The prevailing understanding of how synapses work is driven by a fairly low resolution understanding of cellular mechanics.
Rather than “neuron to neuron” communication, or even “tripartite” communication, imagine the synapse as having thousands of individual peptide communication channels, each which transmit or internalize a different signal.
Traditional neurotransmitters do not contain messages themselves, instead they allow a much more generalized activation signal. The neurotransmitter signal adjusts the sensitivity of a cell to those incoming peptide messages.
Dopamine for instance adjusts sensitivity to certain classes of peptides (like neurotensin), while a serotonin signal may adjust sensitivity to interleukins.
The actual effect is that these transmitters modify the methylation rates of RNA generated in response to peptide receptor binding.
Tree complexity is an artifact of complexity of peptide receptor transmission/binding points, rather than the morphology of the cell needing to modify an electrical signal to certain properties.
A typical inter synaptic pulse will consist of hundreds of different peptides to complete a successful message.
The transmission/reception points are modulated by astrocytes, which monitor the messages and remodel the spines to generate binding points necessary to store the information relevant to it’s local context. Tree morphology should be correlateable to information processing density of a cell.
Examining this in the context of memory as a whole, the actual data in a local group is preserved in the specific peptide receptor combinations expressed in parts of the synapse. That unique combination of peptide expression is literally a micro engram, a bit of a memory, which when integrated with input from several neurons forms a discrete memory chunk.
An example that sprang to mind earlier is that these peptides are the words of intercellular communication and the specific combination/interaction of these peptides form the language, which are the basis of behavior/memory. Traditional neurotransmitters work like intonation or context specific non-linguistic modifiers to language (saying a word quietly or loudly sometimes imparts different context for instance).
This integrates a few important concepts. This illustrates why astrocytes are necessary for dynamic information acquisition, as they contain the ability to generate distinct RNA phrases, and these phrases are expressed into peptide receptors on neurons.
This implies that the receptor environment in brains is far more complex than we understand right now, and are probably just as unique as genetic expression. Which is what we see in practice.
It’s important to remember that even though we think about cells in terms of bodies and networks, each individual cell is a discrete environment. Much like individual humans attempting to perceive the external social environment, they have no direct access to the internal environment of other cells. In order to coordinate any type of behavior, cells must be able to interpret and conform themselves to external information.

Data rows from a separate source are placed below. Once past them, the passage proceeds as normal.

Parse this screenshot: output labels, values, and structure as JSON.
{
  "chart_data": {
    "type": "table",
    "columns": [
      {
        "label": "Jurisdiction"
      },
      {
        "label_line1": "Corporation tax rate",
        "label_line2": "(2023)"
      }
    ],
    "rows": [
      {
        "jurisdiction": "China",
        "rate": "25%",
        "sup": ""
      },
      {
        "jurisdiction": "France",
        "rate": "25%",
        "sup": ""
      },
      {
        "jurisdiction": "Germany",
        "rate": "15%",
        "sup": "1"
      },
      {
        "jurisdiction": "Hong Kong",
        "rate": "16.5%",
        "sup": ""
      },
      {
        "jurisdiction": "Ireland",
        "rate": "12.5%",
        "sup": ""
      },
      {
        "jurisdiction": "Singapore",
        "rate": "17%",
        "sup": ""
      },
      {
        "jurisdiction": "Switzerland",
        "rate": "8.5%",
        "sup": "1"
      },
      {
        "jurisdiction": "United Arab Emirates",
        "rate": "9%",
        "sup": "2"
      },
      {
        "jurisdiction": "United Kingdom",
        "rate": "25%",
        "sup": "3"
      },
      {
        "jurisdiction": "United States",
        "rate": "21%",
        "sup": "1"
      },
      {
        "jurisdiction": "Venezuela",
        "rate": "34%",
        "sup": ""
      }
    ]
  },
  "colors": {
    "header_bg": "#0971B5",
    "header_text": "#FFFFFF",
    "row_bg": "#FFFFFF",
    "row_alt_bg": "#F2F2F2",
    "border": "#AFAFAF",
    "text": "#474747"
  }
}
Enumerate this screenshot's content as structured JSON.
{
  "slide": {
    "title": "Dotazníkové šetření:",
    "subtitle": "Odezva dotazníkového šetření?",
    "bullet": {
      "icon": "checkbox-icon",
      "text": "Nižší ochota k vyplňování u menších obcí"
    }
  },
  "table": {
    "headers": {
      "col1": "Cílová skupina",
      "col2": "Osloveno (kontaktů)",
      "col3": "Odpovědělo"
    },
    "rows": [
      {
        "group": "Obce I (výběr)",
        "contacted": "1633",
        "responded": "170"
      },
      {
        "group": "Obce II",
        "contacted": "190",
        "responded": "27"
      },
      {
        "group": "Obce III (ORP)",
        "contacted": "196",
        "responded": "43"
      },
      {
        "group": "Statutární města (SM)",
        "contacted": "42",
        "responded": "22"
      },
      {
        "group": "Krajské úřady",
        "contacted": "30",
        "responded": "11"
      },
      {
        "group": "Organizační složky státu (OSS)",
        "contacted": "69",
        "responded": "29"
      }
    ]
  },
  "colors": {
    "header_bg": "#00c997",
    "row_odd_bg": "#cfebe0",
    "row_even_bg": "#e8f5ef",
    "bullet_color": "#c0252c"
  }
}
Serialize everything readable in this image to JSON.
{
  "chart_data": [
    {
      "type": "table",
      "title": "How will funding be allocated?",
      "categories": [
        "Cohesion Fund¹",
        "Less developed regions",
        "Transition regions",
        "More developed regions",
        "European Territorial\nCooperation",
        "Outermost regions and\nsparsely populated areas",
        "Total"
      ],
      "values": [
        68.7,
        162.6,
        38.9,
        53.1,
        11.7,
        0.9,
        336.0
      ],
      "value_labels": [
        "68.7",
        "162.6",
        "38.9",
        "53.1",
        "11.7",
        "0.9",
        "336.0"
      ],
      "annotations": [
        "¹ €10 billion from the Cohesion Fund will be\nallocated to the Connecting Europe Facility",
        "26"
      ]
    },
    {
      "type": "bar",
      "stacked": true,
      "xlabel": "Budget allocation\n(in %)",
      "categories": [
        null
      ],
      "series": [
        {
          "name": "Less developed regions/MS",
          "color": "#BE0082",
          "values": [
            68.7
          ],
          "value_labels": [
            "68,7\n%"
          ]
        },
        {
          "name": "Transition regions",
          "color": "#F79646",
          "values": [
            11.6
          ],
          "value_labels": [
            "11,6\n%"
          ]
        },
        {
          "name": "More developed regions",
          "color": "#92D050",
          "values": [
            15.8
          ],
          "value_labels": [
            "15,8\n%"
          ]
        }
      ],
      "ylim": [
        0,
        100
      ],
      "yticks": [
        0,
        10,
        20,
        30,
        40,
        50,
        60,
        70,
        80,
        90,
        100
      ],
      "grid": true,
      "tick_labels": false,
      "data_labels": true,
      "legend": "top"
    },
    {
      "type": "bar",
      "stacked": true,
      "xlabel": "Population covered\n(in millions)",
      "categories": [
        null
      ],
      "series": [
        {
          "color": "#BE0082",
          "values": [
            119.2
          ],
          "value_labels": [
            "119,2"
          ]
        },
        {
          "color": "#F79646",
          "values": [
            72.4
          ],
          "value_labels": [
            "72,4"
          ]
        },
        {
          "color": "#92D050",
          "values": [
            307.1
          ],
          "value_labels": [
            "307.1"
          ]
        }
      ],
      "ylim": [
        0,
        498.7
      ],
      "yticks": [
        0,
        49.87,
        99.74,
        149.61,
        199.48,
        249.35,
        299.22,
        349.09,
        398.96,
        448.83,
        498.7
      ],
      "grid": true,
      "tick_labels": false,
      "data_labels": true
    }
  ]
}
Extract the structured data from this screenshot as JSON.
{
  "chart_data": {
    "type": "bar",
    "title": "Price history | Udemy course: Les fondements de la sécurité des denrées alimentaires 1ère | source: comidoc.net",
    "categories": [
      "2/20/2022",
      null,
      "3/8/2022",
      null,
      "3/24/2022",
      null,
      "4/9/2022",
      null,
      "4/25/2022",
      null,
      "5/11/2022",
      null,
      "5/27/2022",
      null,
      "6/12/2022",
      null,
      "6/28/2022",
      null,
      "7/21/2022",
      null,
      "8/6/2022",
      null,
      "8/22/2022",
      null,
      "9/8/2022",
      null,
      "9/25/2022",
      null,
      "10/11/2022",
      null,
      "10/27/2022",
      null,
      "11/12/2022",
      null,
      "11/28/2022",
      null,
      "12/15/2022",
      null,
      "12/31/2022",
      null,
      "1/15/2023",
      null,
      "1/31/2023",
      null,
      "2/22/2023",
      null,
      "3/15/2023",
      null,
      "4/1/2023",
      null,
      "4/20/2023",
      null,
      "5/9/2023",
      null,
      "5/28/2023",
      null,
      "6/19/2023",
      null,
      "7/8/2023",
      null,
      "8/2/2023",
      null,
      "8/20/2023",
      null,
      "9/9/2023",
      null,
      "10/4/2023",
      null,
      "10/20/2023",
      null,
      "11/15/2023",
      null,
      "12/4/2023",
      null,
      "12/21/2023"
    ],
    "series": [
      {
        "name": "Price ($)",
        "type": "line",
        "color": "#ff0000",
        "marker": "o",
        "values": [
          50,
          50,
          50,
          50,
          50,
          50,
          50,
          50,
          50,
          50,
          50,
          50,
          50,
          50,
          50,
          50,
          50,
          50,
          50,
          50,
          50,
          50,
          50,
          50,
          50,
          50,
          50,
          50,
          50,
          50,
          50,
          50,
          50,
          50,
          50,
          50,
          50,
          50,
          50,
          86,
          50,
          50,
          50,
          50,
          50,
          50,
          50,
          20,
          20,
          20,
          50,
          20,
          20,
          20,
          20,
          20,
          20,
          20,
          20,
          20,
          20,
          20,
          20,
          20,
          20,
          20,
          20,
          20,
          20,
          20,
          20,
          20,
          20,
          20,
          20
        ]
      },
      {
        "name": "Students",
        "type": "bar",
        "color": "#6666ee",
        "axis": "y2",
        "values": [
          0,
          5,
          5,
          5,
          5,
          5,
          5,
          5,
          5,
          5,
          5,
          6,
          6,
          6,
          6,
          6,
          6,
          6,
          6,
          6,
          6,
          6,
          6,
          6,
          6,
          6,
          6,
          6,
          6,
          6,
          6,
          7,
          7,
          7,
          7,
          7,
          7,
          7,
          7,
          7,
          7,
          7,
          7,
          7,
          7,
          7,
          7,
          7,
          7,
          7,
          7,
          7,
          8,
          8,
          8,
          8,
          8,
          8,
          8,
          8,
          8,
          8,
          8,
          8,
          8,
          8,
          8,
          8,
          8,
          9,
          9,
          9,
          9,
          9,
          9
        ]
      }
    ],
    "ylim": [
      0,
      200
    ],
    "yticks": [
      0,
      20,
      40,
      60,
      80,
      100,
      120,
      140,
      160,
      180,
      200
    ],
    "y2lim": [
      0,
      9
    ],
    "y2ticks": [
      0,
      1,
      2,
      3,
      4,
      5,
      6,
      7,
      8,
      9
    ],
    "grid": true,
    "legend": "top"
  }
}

The only information cells have about the external environment comes from one the sensory channels – chemical sensing, mechanical sensing, or “energy/EM” sensing. Heart cells for instance can use both chemical and mechanical sensing to stay in rhythm with other heart cells, they use chemical sensing to understand which external mechanical rhythms they should be “paying attention” to.
A significant feature of the gap is that it allows synchronization of signals across many different external sources, creating a synchronization mesh instead of a chain. This mesh is the nature of “wave” signaling we see in brains.